Fast vergessen… es gibt Studenten, die nur 1, 2 Lehrveranstaltungen an meiner Fakultät besuchen. Ich mach etwa 9. Wenn ich also jeder VO nur etwas über 100 Punkte geben kann, werd ich wohl gar nirgends reinkommen. Es ist also sinnloses Warten und Taktieren angesagt. Sehr sinnvoll vor allem, wenn man vom Stipendium abhängig ist und dank Altersdiskriminierung ohnehin für Öffis etc. jedes Semester fünfmal mehr als der “Normalstudent” zahlen muss.

Das Modulsystem:
Aufnahmeprüfungen darf man keine mehr machen, also muss man die Studenten anders aussortieren. Wie wärs mit einem Modulsystem, bei dem man im ersten Semester 3 LVs besuchen und positiv absolvieren muss, damit man im zweiten Semester die nächsten 3 machen darf und positiv sein muss…? Erst DANN darf man andere Fächer belegen. Wenn eine Prüfung fehlt muss man halt ein Jahr warten. Klingt wie sadistische Utopie? Nein, so ists wirklich.

Die Lernplattform Fronter:
Als ich zu studieren begonnen habe, gabs Blackboard Vista und Moodle. Sie hatten zwar nicht viele Sympathien, waren aber dennoch brauchbar. Gute Foren zum Mitschriften tauschen, Streams und Materialien übersichtlich angeordnet.
Dann kam Fronter.
Schon beim Einstieg muss man mal eine Minute warten, bis man etliche Zertifikate bestätigt hat, danach muss man seine Nation wählen, wo es so ca. alles außer Österreich gibt. Oft wird im Zuge der Anmeldung der ganze Firefox ins Nirwana gerissen. Im Unterverzeichnis der LV angekommen gibt es (manchmal) ein einziges Forum für alle Angelegenheiten, in dem man keinerlei Anhänge uploaden kann.
Will man seine Mitschriften teilen, muss man sie in einen Container laden, in dem auch alle Vorlesungsunterlagen, Streams, Lektüren des LV-Leiters kreuz und quer drinnen sind. Will man sich etwas runterladen, muss man sich durch ein Windows 3.11 Interface kämpfen. Seit der Einführung wagt sich fast kein Student mehr in das System, das interne Forum ist praktisch tot und die Materialien werden in diversen Foren, in Facebook oder via Email getauscht.

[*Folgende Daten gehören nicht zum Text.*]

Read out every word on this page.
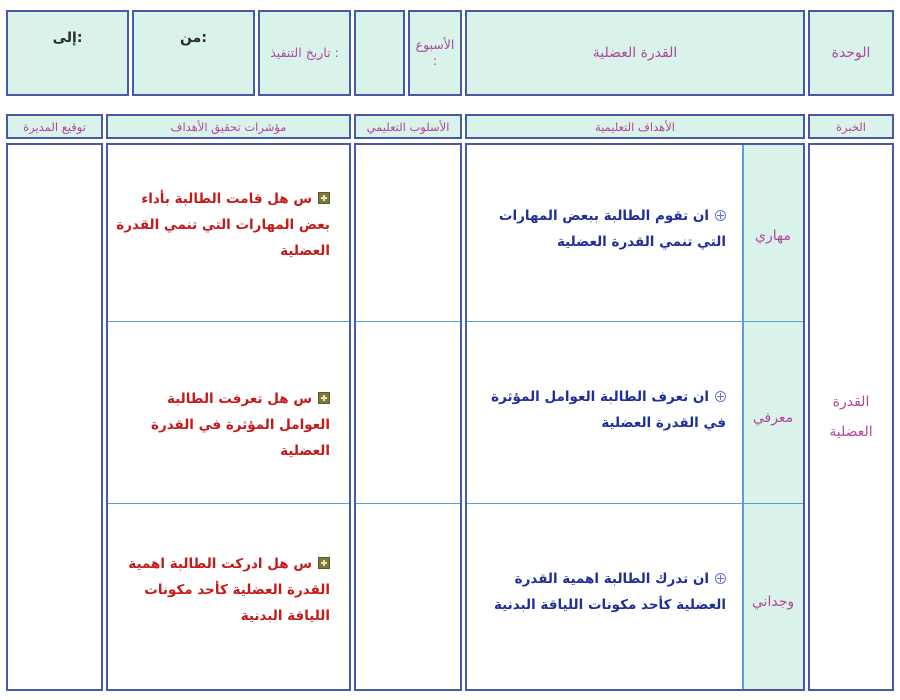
الوحدة
القدرة العضلية
الأسبوع
:
تاريخ التنفيذ :
من:
إلى:
الخبرة
الأهداف التعليمية
الأسلوب التعليمي
مؤشرات تحقيق الأهداف
توقيع المديرة
القدرة العضلية
مهاري
ان تقوم الطالبة ببعض المهارات التي تنمي القدرة العضلية
س هل قامت الطالبة بأداء بعض المهارات التي تنمي القدرة العضلية
معرفي
ان تعرف الطالبة العوامل المؤثرة في القدرة العضلية
س هل تعرفت الطالبة العوامل المؤثرة في القدرة العضلية
وجداني
ان تدرك الطالبة اهمية القدرة العضلية كأحد مكونات اللياقة البدنية
س هل ادركت الطالبة اهمية القدرة العضلية كأحد مكونات اللياقة البدنية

So… Frust von der Seele geschrieben. Ich geh mich nun weiter mit dem Anmeldesystem ärgern.

Ps.: I am not alone

2 Responses to “Studium 2.0”

  1. […] Wahlfächer werden stark eingeschränkt (Erweiterungscurricula statt WAHLfächer), vereinheitlichte Anmeldung mit Punktesystem, Einschränkung der zulässigen Studierendenzahlen in Lehrveranstaltungen (zB. 250 statt 1000, 220 […]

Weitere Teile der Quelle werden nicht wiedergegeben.